Dies sind meiner Meinung nach sehr deutliche Hinweise darauf, dass es weniger darum geht, eine Gefahr des Islam heraufzubeschwören; sondern vielmehr darüber nachzudenken, wie eine Integration erfolgreich ermöglicht werden kann. Nur scheint das nicht das politische Ziel des Berlin-Institutes zu sein. Lieber malt man das Schreckensbild der aussterbenden „Urdeutschen“ an die Wand. Das verkauft sich besser und ist der BILD ganz sicher die eine oder andere Schlagzeile wert. Man hat wieder einen Schuldigen, ein Feindbild und muss sich im Übrigen nicht um soziale Probleme kümmern.

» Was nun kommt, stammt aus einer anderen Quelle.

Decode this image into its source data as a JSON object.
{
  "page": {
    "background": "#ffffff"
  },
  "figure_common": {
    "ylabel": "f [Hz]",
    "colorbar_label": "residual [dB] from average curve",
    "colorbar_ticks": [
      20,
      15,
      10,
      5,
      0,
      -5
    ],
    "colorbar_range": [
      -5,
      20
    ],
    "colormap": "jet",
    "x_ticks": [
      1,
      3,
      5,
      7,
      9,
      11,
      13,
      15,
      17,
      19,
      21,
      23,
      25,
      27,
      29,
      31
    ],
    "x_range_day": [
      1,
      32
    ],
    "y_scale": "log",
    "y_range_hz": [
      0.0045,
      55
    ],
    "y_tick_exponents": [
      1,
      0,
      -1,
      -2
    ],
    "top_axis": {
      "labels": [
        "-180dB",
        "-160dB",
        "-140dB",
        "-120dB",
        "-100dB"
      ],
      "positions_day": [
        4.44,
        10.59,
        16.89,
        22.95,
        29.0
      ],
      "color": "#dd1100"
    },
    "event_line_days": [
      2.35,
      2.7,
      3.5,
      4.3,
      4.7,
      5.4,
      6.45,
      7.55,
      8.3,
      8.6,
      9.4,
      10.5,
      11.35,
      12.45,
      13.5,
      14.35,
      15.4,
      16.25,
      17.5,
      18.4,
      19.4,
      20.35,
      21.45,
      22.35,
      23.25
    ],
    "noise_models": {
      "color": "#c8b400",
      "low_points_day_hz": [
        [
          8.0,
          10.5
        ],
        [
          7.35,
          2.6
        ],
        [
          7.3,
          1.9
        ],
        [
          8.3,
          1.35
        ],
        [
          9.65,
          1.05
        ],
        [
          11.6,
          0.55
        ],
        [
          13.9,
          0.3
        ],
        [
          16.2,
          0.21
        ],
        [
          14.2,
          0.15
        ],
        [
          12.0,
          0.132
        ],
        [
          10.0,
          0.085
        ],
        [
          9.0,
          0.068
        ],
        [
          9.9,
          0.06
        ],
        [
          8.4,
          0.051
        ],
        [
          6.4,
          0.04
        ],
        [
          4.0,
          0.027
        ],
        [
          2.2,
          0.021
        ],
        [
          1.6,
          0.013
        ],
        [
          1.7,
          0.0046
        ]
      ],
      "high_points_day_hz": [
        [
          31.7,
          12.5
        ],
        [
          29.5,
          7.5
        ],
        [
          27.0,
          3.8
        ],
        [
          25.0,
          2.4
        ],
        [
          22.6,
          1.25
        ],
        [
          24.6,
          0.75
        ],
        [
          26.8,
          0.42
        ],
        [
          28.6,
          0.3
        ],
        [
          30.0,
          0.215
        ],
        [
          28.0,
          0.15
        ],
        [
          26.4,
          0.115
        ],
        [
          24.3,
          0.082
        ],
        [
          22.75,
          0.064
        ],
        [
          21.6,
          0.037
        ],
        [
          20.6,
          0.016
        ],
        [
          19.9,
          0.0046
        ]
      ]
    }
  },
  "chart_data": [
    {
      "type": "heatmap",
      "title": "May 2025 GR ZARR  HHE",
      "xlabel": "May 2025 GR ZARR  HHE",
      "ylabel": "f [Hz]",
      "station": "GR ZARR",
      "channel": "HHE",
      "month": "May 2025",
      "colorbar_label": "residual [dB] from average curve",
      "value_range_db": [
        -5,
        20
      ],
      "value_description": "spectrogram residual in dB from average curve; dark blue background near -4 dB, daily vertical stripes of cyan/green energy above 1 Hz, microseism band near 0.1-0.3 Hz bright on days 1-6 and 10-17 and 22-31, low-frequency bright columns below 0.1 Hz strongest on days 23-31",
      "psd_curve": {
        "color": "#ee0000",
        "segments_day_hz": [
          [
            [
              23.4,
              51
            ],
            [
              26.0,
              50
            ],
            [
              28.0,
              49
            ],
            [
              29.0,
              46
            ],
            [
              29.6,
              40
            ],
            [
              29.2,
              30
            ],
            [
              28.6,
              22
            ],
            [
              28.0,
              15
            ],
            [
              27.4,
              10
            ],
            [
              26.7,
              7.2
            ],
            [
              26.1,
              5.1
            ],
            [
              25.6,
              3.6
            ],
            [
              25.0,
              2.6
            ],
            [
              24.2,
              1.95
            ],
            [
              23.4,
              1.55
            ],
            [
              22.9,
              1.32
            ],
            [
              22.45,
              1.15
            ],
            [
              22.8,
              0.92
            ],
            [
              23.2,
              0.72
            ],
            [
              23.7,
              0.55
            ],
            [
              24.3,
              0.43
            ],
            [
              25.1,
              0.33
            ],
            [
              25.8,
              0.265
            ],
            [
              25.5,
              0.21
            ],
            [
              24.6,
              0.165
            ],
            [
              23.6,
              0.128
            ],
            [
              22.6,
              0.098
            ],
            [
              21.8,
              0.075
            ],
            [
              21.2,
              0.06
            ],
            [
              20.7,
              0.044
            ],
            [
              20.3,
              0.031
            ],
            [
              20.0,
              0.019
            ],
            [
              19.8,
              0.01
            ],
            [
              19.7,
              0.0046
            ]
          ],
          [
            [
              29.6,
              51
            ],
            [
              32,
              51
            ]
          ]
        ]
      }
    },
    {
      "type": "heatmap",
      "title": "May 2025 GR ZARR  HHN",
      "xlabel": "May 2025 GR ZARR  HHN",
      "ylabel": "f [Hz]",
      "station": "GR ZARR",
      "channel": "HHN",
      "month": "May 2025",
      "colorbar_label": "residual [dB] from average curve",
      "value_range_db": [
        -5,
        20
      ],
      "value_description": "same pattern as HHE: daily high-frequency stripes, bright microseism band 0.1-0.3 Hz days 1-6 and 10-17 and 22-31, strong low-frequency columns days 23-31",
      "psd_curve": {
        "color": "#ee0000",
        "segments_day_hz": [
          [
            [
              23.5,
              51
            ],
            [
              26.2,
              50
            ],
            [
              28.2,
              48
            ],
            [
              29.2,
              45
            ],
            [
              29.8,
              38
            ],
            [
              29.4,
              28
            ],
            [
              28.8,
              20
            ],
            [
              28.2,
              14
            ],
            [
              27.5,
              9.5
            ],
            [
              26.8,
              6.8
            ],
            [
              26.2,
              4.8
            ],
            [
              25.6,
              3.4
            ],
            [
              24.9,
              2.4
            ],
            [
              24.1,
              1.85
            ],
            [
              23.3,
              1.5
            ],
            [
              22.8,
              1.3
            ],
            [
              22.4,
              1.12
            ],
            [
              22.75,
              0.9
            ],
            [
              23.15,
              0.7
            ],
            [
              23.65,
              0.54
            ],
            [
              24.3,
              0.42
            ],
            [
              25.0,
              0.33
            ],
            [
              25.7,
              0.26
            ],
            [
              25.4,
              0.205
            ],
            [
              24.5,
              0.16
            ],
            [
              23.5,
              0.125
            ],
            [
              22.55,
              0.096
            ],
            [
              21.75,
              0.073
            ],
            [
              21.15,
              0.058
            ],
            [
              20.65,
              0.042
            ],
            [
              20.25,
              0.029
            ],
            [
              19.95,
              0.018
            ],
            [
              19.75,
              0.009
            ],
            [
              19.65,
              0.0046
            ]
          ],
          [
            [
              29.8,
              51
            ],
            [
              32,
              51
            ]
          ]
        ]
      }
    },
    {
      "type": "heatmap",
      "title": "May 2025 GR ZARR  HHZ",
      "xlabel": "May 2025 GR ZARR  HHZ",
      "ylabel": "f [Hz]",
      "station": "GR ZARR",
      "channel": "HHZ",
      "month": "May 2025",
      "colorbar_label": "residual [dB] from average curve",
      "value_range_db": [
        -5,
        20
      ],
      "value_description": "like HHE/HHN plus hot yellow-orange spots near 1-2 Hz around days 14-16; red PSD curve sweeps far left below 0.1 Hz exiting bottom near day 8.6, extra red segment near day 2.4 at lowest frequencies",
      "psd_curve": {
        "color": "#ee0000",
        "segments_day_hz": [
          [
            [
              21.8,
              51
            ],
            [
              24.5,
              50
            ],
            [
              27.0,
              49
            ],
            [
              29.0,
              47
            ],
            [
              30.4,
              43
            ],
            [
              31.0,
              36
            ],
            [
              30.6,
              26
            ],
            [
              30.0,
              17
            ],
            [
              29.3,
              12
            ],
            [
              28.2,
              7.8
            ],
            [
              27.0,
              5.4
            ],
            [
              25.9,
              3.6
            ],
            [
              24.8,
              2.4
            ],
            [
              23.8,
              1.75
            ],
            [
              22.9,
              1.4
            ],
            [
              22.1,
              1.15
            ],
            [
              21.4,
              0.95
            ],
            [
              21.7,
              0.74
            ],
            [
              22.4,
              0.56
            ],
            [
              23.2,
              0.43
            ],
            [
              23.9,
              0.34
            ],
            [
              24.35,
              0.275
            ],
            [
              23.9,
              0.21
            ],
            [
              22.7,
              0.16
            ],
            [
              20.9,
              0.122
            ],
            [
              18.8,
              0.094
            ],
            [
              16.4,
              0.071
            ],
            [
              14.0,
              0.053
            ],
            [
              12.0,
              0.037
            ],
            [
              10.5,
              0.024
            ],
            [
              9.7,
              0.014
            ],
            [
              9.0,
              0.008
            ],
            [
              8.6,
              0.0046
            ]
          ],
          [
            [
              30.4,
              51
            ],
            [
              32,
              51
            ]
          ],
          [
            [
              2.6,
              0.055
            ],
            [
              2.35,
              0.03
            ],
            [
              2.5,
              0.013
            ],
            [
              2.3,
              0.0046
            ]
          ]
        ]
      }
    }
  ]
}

Deshalb ist Albrecht Müller von den Nachdenkseiten zuzustimmen, wenn er davon spricht, dass es sich beim Berlin-Institut nicht um eine wissenschaftliche, sondern eine Publicrelations-Einrichtung handelt. Prof Dr. Gerd Bosbach attestiert dem Berlin-Institut sogar bewusste Irreführung.

 

Frank Navissi

 

Alle Zitate sind der Studie "Glaube, Macht und Kinder. Erobern religiöse Menschen mit vielen Nachkommen die Welt? - Diskussionspapier des Berlin-Institutes" entnommen.